L’outil d’assistance par intelligence artificielle lancé par Meta pour aider les utilisateurs d’Instagram a servi à pirater des comptes très exposés. Le point le plus grave tient au fait que le bot IA pouvait modifier l’adresse e-mail liée à un compte sans vérification d’identité suffisamment solide, ce qui ouvrait ensuite la voie à une réinitialisation du mot de passe.

Quand l’IA de Meta permet de pirater un réseau social de Meta
Cette faille touchait une fonction centrale de l’assistance. Meta avait lancé cet assistant en décembre pour fournir un support de compte en continu, avec des usages comme le signalement d’arnaques, les demandes liées à la suppression de contenu et la récupération d’accès. C’est précisément cette dernière capacité qui a été exploitée.
Les démonstrations apparues pendant le week-end décrivent une approche simpliste. Dans l’un des cas rapportés, il suffisait de demander au bot de Meta AI de changer l’adresse e-mail d’un compte ciblé pour que l’opération soit acceptée. Meta AI ne procédait pas à une vérification d’identité robuste et, dans certains cas, le dispositif semble même avoir contourné l’authentification à deux facteurs.
L’attaque reposait sur un critère très fragile en soi. Une connexion VPN réglée sur une zone proche de celle du compte visé suffisait, ce qui suggère que l’IA de Meta validait en partie la propriété d’un compte à partir de la localisation. Meta indique : « Nos systèmes reconnaissent l’appareil que vous utilisez habituellement ainsi que les lieux familiers, ce qui facilite la confirmation de votre identité et le déverrouillage de votre compte ».

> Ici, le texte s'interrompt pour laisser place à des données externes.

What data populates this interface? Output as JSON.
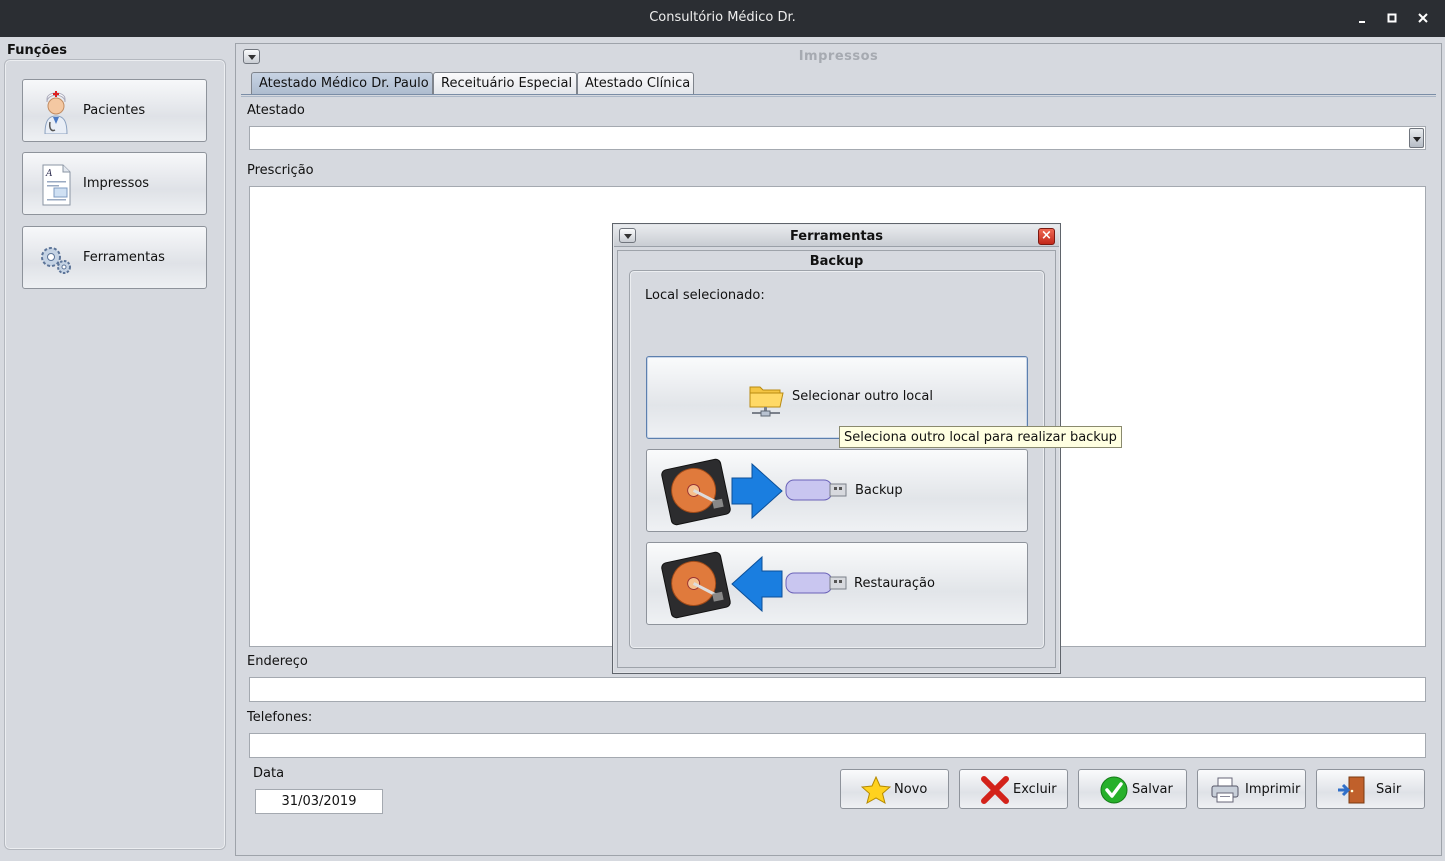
{
  "window": {
    "title": "Consultório Médico Dr.",
    "buttons": [
      "minimize",
      "maximize",
      "close"
    ]
  },
  "sidebar": {
    "title": "Funções",
    "items": [
      {
        "label": "Pacientes",
        "icon": "doctor-icon"
      },
      {
        "label": "Impressos",
        "icon": "document-icon"
      },
      {
        "label": "Ferramentas",
        "icon": "gears-icon"
      }
    ]
  },
  "main": {
    "frame_title": "Impressos",
    "tabs": [
      {
        "label": "Atestado Médico Dr. Paulo",
        "active": true
      },
      {
        "label": "Receituário Especial",
        "active": false
      },
      {
        "label": "Atestado Clínica",
        "active": false
      }
    ],
    "atestado_label": "Atestado",
    "atestado_value": "",
    "prescricao_label": "Prescrição",
    "endereco_label": "Endereço",
    "endereco_value": "",
    "telefones_label": "Telefones:",
    "telefones_value": "",
    "data_label": "Data",
    "data_value": "31/03/2019",
    "actions": [
      {
        "label": "Novo",
        "icon": "star-icon"
      },
      {
        "label": "Excluir",
        "icon": "red-x-icon"
      },
      {
        "label": "Salvar",
        "icon": "green-check-icon"
      },
      {
        "label": "Imprimir",
        "icon": "printer-icon"
      },
      {
        "label": "Sair",
        "icon": "exit-door-icon"
      }
    ]
  },
  "dialog": {
    "title": "Ferramentas",
    "section": "Backup",
    "local_label": "Local selecionado:",
    "local_value": "",
    "buttons": [
      {
        "label": "Selecionar outro local",
        "icon": "network-folder-icon"
      },
      {
        "label": "Backup",
        "icon": "hdd-to-usb-icon"
      },
      {
        "label": "Restauração",
        "icon": "usb-to-hdd-icon"
      }
    ],
    "tooltip": "Seleciona outro local para realizar backup"
  },
  "colors": {
    "titlebar_bg": "#2b2e33",
    "panel_bg": "#d6d9df",
    "active_tab": "#aebccf",
    "tooltip_bg": "#ffffe1",
    "close_red": "#c2281a"
  }
}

Dans certains cas, une vérification par selfie était demandée. Elle a toutefois été contournée avec de l’IA, ce qui montre que plusieurs garde-fous pouvaient céder successivement. Pendant un court laps de temps, la faille a circulé publiquement et les prises de contrôle de comptes ont augmenté.
Plusieurs comptes vérifiés ont subi le hack
Il se trouve que le problème ne s’est pas limité à des comptes anonymes. Il y a notamment eu Sephora, le sergent-major chef de la Space Force, la chercheuse Jane Manchun Wong, le développeur Albert Renshaw propriétaire du compte @albert, ainsi que le compte archivé de la Maison-Blanche de Barack Obama. D’autres utilisateurs possédant des identifiants Instagram convoités ont aussi signalé des détournements.

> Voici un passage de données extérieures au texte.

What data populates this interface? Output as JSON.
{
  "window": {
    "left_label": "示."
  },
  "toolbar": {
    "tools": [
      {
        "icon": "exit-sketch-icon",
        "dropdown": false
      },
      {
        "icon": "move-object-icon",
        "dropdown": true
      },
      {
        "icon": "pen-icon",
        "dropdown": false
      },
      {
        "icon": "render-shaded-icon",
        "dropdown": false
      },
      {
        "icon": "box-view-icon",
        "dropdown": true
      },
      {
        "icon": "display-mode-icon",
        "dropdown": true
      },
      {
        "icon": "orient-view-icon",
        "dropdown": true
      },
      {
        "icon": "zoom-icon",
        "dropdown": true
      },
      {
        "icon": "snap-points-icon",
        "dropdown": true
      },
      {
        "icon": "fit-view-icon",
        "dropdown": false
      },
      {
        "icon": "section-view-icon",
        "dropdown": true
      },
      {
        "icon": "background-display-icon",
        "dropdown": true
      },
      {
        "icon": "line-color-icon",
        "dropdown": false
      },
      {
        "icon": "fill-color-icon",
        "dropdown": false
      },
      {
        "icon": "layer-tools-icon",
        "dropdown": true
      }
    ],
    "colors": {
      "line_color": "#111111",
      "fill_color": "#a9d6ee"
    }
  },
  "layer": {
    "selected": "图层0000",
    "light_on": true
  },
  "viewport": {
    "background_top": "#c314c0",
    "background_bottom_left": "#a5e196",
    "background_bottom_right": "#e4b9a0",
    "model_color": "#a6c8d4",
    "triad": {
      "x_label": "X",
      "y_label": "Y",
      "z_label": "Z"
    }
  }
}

Un chercheur en sécurité affirme que des canaux Telegram spécialisés dans les services Instagram du marché noir ont largement profité de l’outil de Meta pour se faire de l’argent, tandis que les hackers connaissaient déjà la faille depuis mars, selon 404 Media. Meta indique avoir corrigé la faille pendant le week-end. Andy Stone, le vice-président des communications chez Meta, a confirmé que le problème était résolu et que l’entreprise sécurisait désormais les comptes affectés.

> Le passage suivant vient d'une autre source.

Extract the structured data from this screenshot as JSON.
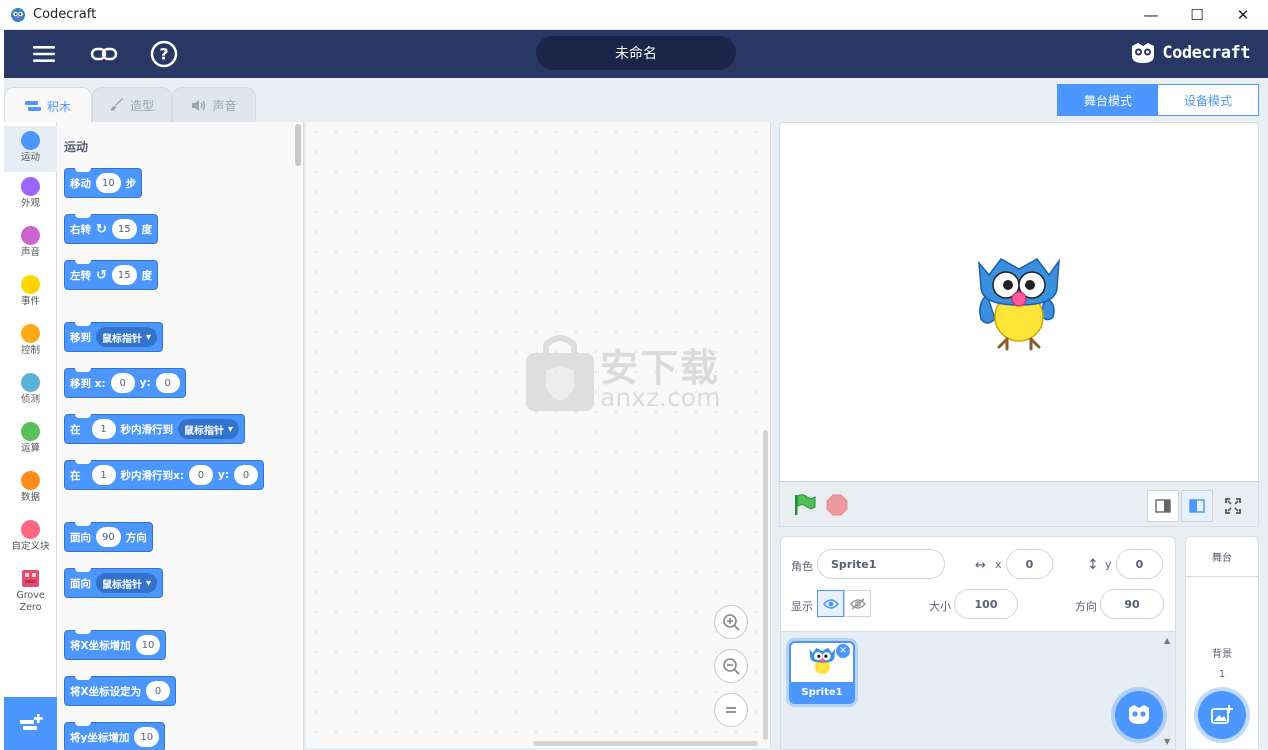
{
  "window": {
    "title": "Codecraft",
    "minimize": "—",
    "maximize": "☐",
    "close": "✕"
  },
  "header": {
    "project_title": "未命名",
    "brand": "Codecraft"
  },
  "tabs": [
    {
      "label": "积木",
      "active": true
    },
    {
      "label": "造型",
      "active": false
    },
    {
      "label": "声音",
      "active": false
    }
  ],
  "categories": [
    {
      "label": "运动",
      "color": "#4c97ff"
    },
    {
      "label": "外观",
      "color": "#9966ff"
    },
    {
      "label": "声音",
      "color": "#cf63cf"
    },
    {
      "label": "事件",
      "color": "#ffd500"
    },
    {
      "label": "控制",
      "color": "#ffab19"
    },
    {
      "label": "侦测",
      "color": "#5cb1d6"
    },
    {
      "label": "运算",
      "color": "#59c059"
    },
    {
      "label": "数据",
      "color": "#ff8c1a"
    },
    {
      "label": "自定义块",
      "color": "#ff6680"
    },
    {
      "label": "Grove Zero",
      "color": "#e64c6e"
    }
  ],
  "palette": {
    "title": "运动",
    "blocks": {
      "move": {
        "a": "移动",
        "v": "10",
        "b": "步"
      },
      "turn_right": {
        "a": "右转",
        "v": "15",
        "b": "度"
      },
      "turn_left": {
        "a": "左转",
        "v": "15",
        "b": "度"
      },
      "goto": {
        "a": "移到",
        "dd": "鼠标指针"
      },
      "goto_xy": {
        "a": "移到 x:",
        "x": "0",
        "b": "y:",
        "y": "0"
      },
      "glide_to": {
        "a": "在",
        "v": "1",
        "b": "秒内滑行到",
        "dd": "鼠标指针"
      },
      "glide_xy": {
        "a": "在",
        "v": "1",
        "b": "秒内滑行到x:",
        "x": "0",
        "c": "y:",
        "y": "0"
      },
      "point_dir": {
        "a": "面向",
        "v": "90",
        "b": "方向"
      },
      "point_to": {
        "a": "面向",
        "dd": "鼠标指针"
      },
      "change_x": {
        "a": "将X坐标增加",
        "v": "10"
      },
      "set_x": {
        "a": "将X坐标设定为",
        "v": "0"
      },
      "change_y": {
        "a": "将y坐标增加",
        "v": "10"
      }
    }
  },
  "watermark": {
    "cn": "安下载",
    "en": "anxz.com"
  },
  "modes": {
    "stage": "舞台模式",
    "device": "设备模式"
  },
  "sprite": {
    "label_name": "角色",
    "name": "Sprite1",
    "label_x": "x",
    "x": "0",
    "label_y": "y",
    "y": "0",
    "label_show": "显示",
    "label_size": "大小",
    "size": "100",
    "label_dir": "方向",
    "direction": "90"
  },
  "sprite_list": [
    {
      "name": "Sprite1"
    }
  ],
  "stage_panel": {
    "title": "舞台",
    "backdrop_label": "背景",
    "backdrop_count": "1"
  }
}
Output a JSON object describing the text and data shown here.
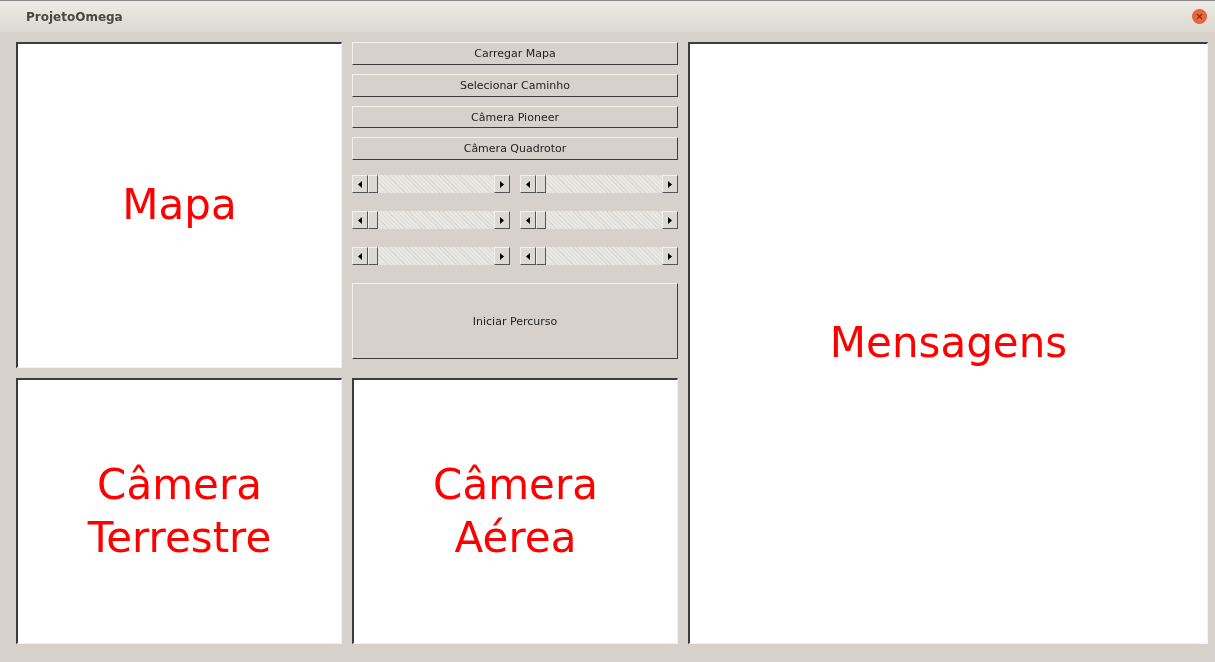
{
  "window": {
    "title": "ProjetoOmega"
  },
  "map": {
    "label": "Mapa"
  },
  "buttons": [
    "Carregar Mapa",
    "Selecionar Caminho",
    "Câmera Pioneer",
    "Câmera Quadrotor"
  ],
  "sliders": [
    {
      "level": 0
    },
    {
      "level": 0
    },
    {
      "level": 0
    },
    {
      "level": 0
    },
    {
      "level": 0
    },
    {
      "level": 0
    }
  ],
  "start_button": "Iniciar Percurso",
  "messages": {
    "label": "Mensagens"
  },
  "ground_camera": {
    "label": "Câmera Terrestre"
  },
  "aerial_camera": {
    "label": "Câmera Aérea"
  }
}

Le correctif ne règle pas tout pour les victimes. Certains utilisateurs privés de leur compte pendant le week-end n’ont pas réussi à utiliser l’IA pour récupérer leur accès et aucun échange avec un humain n’était proposé. Cet épisode montre donc une double faiblesse : un système automatisé a facilité l’attaque, puis l’absence d’assistance humaine a compliqué la réparation.